We all need helps in our Christian life. Of course, all the help we require we can find in God. His is the almighty arm on which we should ever lean in our weakness; his is the infinite life from whose fullness we should ever draw for the refilling of our own exhausted life pitchers; his is the light that should ever shine upon our darkness for cheer, for comfort, for guidance, for joy. God is all we need.
But we cannot see God with these mortal eyes; we cannot feel his bosom when we need to lean upon it; we cannot hear his voice when we listen for the word he may have to speak; we cannot carry our empty pitchers up to heaven, where God dwells, to have them refilled. We are life vines torn off the trellis and trailing on the ground amid the dust and the weeds, and we cannot lift ourselves up to twine about the unseen supports which God’s grace provides. We need something to help our dull senses – something we can see or hear or touch; something to interpret to our souls and bring near to them the spiritual things of divine love; something to which the tendrils of our life can cling, and which well lift them up and fasten them on the invisible realities of the spiritual world. And in loving mercy, in condescension to our weakness and spiritual dullness, God has provided for us such helps as we need. He brings us his blessings in ways that are adapted to our earthly state and capacity. He puts the rich supplies of his heavenly grace in cups from which we can drink, and sets them low down where we can reach them.
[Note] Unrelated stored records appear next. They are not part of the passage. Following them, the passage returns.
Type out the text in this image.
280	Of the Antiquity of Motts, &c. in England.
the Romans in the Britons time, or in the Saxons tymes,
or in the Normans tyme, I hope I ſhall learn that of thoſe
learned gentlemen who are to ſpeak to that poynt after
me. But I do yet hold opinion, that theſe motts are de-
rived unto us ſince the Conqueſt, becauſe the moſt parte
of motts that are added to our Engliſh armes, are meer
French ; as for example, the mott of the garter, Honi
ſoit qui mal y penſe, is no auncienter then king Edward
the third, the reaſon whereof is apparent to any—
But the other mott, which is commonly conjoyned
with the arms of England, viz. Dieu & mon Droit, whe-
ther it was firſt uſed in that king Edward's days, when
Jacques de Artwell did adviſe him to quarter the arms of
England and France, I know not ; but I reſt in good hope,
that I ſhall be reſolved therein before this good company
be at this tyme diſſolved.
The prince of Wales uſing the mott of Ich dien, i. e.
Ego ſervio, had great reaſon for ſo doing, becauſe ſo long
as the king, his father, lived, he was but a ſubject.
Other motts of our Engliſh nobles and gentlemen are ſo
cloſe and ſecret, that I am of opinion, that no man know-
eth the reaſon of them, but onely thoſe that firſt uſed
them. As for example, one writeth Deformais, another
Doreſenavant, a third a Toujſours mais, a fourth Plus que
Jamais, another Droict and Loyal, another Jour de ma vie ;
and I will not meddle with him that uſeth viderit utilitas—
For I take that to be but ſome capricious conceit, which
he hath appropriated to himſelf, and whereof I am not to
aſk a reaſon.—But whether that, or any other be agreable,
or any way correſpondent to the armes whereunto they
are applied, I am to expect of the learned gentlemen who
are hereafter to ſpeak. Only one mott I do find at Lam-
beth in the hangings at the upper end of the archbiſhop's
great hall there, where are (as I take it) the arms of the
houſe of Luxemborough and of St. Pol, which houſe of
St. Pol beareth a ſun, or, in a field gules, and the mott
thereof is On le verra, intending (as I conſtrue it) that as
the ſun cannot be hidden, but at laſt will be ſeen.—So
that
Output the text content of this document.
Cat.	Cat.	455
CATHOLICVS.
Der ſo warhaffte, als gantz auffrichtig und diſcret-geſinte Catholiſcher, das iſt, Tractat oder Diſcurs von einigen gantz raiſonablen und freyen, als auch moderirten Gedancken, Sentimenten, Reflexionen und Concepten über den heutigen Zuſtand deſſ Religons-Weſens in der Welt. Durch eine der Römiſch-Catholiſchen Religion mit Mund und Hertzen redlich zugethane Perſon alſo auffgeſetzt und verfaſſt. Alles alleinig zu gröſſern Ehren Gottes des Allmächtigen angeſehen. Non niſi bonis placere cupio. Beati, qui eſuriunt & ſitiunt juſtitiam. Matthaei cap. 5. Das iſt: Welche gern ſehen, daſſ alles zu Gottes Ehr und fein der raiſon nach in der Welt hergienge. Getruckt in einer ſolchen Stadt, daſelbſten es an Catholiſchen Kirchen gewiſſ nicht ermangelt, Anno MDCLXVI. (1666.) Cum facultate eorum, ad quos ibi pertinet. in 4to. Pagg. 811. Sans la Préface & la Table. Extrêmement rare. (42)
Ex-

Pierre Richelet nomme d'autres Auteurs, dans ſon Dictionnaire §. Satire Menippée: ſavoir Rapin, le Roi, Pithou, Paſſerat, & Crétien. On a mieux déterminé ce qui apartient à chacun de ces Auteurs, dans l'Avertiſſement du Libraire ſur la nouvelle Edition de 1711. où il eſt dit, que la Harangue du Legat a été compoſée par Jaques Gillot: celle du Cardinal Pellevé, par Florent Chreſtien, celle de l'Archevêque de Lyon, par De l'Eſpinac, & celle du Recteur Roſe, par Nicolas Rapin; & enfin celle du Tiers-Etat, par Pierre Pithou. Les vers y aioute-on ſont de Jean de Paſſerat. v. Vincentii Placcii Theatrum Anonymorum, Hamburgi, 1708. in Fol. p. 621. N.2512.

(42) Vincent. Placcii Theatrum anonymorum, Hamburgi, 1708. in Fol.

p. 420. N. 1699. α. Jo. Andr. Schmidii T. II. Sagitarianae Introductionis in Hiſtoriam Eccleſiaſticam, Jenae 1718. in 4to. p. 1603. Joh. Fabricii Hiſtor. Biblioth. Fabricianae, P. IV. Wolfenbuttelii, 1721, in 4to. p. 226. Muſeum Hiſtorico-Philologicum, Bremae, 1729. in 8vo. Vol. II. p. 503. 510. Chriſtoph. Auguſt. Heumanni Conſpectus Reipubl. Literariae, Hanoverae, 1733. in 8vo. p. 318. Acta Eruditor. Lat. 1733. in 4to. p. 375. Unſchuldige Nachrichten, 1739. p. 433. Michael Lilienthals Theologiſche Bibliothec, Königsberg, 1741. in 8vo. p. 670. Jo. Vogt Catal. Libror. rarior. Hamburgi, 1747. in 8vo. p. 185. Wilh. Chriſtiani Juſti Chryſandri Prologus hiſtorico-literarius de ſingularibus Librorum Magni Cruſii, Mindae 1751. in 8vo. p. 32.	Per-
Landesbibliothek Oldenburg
One of the helps which God has provided is prayer. Without prayer no Christian life can exist. There are other spiritual helps from the want of which we may suffer, but without which we may still live near to God; but to give up pray is to die.
Why should we pray? Because God is our Father and we are his children. It would be a most undutiful, unfilial, ungrateful child who should live in a good and beautiful home, enjoying its comforts, blessed by its love, and who should never have anything to say to the father whose heart and hand make the home, and who provides its comforts and pleasures.